June 11-17, 2012
American Christian couple adopts Taiwan’s youngest HIV-positive child
Reported by Lin Yi-ying
Written by Lydia Ma
“My hope is that one day, Taiwanese will be the ones adopting children with AIDS!” said Garden of Mercy CEO Chang Li-shu at a press conference on June 5, 2012 as her staff bid farewell to “Black Jewel”, the youngest HIV-positive child in Taiwan. A Christian couple living in Alaska had decided to adopt 4-year-old Black Jewel, along with his older brother and sister. The 3 children would soon be going to the USA to start a new life.
During this press conference, Chang underscored the plight of HIV-positive children in Taiwan who cannot find an adoptive family because of public misconceptions about AIDS and its transmission. Black Jewel’s attending physician from National Taiwan University Hospital, Taipei City Department of Social Welfare Commissioner, Chiang Yi-wen, Black Jewel’s adoptive mother, and Chang were present at this press conference. Black Jewel was also seen playing with his favorite toys.
Born in 2008, Black Jewel was sent to Garden of Mercy when he was 3 months old. His father had died from a drug overdose while his mother had been imprisoned for drug possession. He became the youngest child with HIV in Taiwan.
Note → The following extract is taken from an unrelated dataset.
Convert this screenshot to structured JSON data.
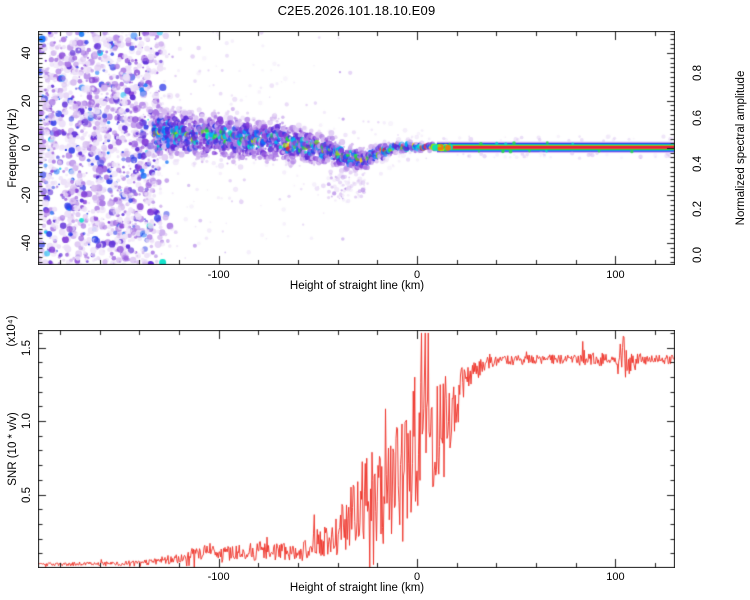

He subsequently received good medical care at Garden of Mercy but has yet to meet his birth mother.
Black Jewel does not know that he is ill; he only knows that he has to take a pink, syrupy, and sweet medication every day. Other than having to take medication every day, he is practically indistinguishable from other children of his age who love to play with toys, long to be loved, and look forward to playing with friends.
Black Jewel’s adoptive parents, Thomas and Michelle, already have 2 children, but they have been wanting to adopt a child for the last 10 years. Through the World Association for Children and Parents, they came to Taiwan in March 2012 with their son to meet Black Jewel and the family began to bond with him immediately.
“At first everyone kept telling me that it would be very hard to take care of a HIV-positive child. They told me to watch out for this and that, and so on. In the time I’ve been with Black Jewel, I’ve observed that the only thing he wants is love,” said Michelle. She added that her husband and her children have decided to give Black Jewel and his siblings a loving and friendly environment where they can grow into adults.
“We’re having a hard time letting him go!” said Chang with tears in her eyes as she cuddled Black Jewel and patted his face. “But I know that I must let him go because this is his only opportunity to have a brand new life.” She added that Black Jewel is very lucky compared to the other 26 HIV-positive children. “I believe that this story is filled with God’s mercy and care!” she said.
According to recent statistics, there are 20,000 people in Taiwan who are HIV-positive. Though the government began providing free HIV screening and treatment since 2005, there are nearly 2,000 new cases every year. With the help of early screening and treatment, the likelihood of HIV-positive infants developing full-blown AIDS has been greatly reduced.
There are currently 29 small children diagnosed with HIV in Taiwan and 3 have already died. He and another HIV-positive child are the only two HIV-positive children who have been adopted by foreigners. This trend is an indication that there remains serious bias against HIV-positive people and misperceptions about this disease in Taiwanese society.